The petition was started by local PHD candidate Jessica Hutchison, and calls on the WRPS to not only discontinue the campaign, but also provide details on the total cost of the project. She also asks that the money spent on this project instead be donated to Black and Indigenous led community organizations.
Following community backlash and the petition – which currently has over 4,200 signatures – the WRPS issued a statement regarding the cruisers and the suspension of the program.
“The campaign was intended to highlight and celebrate the rich diversity of Waterloo Region, which is reflected in the membership of our Service. This campaign was a small part of a larger Equity, Inclusion and Diversity Plan designed to promote community engagement and to ensure the Waterloo Regional Police Service is reflective of the community.”
Teneile Warren is a local activist in Waterloo Region who also spoke out against the cruiser campaign, and noted how this action was similar to other police forces in Southern Ontario. “I think the campaign was tone deaf and I’m not sure how they got to that point based on what took place in response to similar efforts in Durham and Peel. I’m surprised that the Waterloo Regional Police Service went forward with this idea, so that’s a bit concerning.”
Warren said that the steps that the WRPS is taking are not necessarily the right ones, and there needs to be more emphasis on listening to the communities they are trying to bring attention to. “I think that the police kind of need to recognize that reformation is not an option, that performance of diversity is not an option, that there needs to be real actionable change and that starts with shifting their actual relationship with the community and listening to what the community is asking them for.”

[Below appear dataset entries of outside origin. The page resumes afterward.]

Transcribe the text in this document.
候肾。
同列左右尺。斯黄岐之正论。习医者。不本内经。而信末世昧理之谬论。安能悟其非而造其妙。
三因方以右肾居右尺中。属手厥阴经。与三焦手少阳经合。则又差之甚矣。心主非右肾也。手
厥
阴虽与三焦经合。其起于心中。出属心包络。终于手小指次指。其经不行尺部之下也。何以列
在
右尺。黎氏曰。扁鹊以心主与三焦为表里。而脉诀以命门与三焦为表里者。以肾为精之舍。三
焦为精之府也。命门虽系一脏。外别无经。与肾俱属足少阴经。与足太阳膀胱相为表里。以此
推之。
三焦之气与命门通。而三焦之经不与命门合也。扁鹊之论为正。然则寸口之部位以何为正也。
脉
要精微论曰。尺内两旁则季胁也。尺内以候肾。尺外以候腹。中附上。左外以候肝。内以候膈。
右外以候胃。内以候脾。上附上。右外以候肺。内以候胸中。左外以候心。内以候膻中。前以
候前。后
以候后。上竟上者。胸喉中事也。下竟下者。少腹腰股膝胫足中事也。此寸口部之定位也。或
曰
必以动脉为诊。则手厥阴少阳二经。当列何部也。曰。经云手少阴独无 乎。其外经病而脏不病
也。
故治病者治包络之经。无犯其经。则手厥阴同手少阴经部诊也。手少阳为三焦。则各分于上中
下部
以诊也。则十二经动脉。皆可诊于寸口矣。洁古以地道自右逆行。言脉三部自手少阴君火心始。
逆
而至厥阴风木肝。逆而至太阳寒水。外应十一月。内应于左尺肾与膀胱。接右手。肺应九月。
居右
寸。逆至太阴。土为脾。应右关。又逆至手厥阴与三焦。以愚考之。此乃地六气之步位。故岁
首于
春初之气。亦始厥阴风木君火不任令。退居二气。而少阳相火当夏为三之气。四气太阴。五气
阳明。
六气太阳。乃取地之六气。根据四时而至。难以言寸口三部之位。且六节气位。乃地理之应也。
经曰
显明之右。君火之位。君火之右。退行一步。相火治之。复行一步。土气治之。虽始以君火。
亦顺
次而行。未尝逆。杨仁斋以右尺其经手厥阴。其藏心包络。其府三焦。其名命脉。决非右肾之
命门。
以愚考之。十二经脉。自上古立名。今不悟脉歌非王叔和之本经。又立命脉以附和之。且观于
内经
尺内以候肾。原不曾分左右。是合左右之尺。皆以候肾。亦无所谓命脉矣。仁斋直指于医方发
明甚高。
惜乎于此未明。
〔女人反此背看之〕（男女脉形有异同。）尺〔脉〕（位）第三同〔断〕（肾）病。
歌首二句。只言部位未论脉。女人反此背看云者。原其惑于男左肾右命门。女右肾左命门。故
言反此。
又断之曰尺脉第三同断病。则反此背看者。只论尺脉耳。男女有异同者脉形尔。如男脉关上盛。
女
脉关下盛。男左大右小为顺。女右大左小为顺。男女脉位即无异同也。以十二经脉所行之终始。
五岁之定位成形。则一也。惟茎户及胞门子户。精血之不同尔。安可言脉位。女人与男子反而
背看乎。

Along with Warren and Hutchison, there have been several others who called for the WRPS to end the campaign. A notable voice was the local branch of Black Lives Matter for Waterloo Region, who made several Facebook posts speaking about the cruisers and the history of racism within the police force.
“I think up to this point everything that the community has asked the police for they have taken it in and they’ve designed a version of what they think works for them rather than prioritizing and centering what the community has asked them for,” Warren said.
Currently the campaign is still suspended at the WRPS, and in the statement released to the media they said: “Moving forward, the Waterloo Regional Police Service, including its Equity, Inclusion, and Diversity Unit, will continue to consult with citizens of Waterloo Region to identify, with the support and input of the community, ways in which the Service can better reflect the diverse Region we serve.”